Please use this section for editorial suggestions as well as relatively minor modifications of existing data that would enhance clarity.

Reviewer #1: It is only in the discussion that the authors mention the three Cys residues. What was done to prevent disulfide linkages between proteins?

Reviewer #2: 1. Describe method to transfer protein into 90% D2O

2. Use consistent nomenclature: D2O in text – 2H2O in methods.

3. The HPC concentration, if known accurately, may be low for this protein. The protein concentration = 500 mM (100 mM pentamer). HPC is estimated to be 123 mM or 172 mM after concentration by filtration (is this assuming that detergent does not pass through the filter? – if so, then this is an upper limit).
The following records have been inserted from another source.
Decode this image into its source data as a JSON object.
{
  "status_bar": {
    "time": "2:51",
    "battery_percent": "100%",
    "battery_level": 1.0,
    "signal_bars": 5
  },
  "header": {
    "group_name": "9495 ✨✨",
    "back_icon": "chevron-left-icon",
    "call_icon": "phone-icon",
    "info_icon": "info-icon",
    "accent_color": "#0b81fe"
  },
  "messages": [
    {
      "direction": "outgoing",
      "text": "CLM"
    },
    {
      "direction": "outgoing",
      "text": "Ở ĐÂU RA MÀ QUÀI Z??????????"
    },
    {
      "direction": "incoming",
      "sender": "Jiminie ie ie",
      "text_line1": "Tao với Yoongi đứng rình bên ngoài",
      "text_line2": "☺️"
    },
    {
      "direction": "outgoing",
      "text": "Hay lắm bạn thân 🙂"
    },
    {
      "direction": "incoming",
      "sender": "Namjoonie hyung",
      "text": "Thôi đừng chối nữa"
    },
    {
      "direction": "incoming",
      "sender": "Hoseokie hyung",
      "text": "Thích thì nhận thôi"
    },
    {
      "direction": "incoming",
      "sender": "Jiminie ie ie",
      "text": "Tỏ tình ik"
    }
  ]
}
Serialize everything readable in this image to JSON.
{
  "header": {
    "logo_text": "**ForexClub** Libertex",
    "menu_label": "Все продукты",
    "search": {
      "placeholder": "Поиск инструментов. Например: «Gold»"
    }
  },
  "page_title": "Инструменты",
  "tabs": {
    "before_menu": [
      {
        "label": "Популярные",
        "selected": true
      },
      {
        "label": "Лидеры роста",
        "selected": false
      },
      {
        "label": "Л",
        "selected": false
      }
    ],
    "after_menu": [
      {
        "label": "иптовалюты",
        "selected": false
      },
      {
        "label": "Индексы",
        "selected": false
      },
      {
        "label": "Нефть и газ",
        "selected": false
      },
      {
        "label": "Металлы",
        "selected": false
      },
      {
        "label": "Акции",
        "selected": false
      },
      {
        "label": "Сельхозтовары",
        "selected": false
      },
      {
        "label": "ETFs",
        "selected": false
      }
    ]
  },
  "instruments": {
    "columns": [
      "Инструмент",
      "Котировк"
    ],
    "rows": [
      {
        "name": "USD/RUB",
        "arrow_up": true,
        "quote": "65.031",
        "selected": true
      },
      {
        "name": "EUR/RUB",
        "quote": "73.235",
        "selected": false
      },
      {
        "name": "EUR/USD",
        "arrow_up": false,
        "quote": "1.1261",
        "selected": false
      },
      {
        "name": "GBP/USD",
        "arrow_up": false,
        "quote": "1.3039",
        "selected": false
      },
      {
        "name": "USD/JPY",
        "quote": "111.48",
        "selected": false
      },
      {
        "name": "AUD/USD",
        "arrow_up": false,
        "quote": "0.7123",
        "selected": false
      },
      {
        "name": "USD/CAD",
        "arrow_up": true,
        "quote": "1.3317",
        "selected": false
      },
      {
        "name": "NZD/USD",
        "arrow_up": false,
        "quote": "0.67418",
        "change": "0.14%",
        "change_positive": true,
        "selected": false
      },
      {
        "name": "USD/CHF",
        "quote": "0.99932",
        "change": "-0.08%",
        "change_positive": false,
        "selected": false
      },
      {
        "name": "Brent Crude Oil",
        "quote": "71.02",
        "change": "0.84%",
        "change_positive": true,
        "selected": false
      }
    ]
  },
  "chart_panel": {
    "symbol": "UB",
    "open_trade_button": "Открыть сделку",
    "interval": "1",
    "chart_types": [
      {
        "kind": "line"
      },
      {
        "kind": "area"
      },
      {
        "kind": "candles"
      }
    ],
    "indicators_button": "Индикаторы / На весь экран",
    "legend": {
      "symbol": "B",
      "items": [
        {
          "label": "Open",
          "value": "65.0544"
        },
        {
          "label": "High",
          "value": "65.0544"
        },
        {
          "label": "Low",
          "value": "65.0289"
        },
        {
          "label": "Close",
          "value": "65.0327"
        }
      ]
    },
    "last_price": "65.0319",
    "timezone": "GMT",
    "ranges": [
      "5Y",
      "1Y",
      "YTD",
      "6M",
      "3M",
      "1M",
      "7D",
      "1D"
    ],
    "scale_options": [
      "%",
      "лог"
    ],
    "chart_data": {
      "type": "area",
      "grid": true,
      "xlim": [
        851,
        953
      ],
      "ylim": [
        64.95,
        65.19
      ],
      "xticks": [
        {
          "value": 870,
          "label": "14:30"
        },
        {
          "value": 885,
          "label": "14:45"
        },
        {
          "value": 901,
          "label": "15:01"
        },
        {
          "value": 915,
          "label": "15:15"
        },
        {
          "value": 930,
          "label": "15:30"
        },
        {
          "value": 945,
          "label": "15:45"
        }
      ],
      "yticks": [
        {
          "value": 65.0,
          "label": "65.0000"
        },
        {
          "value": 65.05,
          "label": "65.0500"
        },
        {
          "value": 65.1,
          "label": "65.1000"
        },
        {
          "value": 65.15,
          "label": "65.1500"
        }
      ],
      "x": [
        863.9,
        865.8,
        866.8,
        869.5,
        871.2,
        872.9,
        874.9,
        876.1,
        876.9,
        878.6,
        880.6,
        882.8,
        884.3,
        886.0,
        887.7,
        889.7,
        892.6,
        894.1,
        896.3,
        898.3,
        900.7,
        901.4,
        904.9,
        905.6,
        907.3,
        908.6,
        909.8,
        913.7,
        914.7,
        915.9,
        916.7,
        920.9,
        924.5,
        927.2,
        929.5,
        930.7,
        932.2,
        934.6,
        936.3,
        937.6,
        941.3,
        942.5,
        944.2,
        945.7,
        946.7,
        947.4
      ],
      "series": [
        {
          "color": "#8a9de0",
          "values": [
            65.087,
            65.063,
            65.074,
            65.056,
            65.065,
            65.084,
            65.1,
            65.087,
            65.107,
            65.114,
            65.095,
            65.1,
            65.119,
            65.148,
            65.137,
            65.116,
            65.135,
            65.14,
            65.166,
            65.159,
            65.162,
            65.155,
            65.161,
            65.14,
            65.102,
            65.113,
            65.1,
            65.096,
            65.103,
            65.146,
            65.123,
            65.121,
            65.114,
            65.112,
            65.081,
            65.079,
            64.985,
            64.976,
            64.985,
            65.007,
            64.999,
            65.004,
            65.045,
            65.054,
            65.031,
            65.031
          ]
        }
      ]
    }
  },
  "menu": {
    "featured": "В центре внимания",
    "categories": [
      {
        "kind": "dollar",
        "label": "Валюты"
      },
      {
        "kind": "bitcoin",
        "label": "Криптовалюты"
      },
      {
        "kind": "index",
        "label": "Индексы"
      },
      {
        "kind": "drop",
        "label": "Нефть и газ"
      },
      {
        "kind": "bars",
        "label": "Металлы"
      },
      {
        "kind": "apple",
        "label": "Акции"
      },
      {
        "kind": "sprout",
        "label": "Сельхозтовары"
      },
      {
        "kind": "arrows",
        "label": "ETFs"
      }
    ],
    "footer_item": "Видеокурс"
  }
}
Even without knowledge of the aggregation number of HPC containing E-protein, the ratio of pentamer to detergent monomer is 1: 1.23 – 1.72. Ideally, there should be at least one micelle per pentamer – but this ratio is unlikely under these conditions. It is possible that E-protein has adsorbed more HPC during the purification/proteolysis method. Can the authors report how the HPC concentration was determined? A direct measurement would be most useful – however, if this is not possible, simply adding detergent to an EF sample and observing if NMR signals change would be useful to demonstrate that the structural features found are not a consequence of “artifactual togetherness” owing to a limited number of micelles.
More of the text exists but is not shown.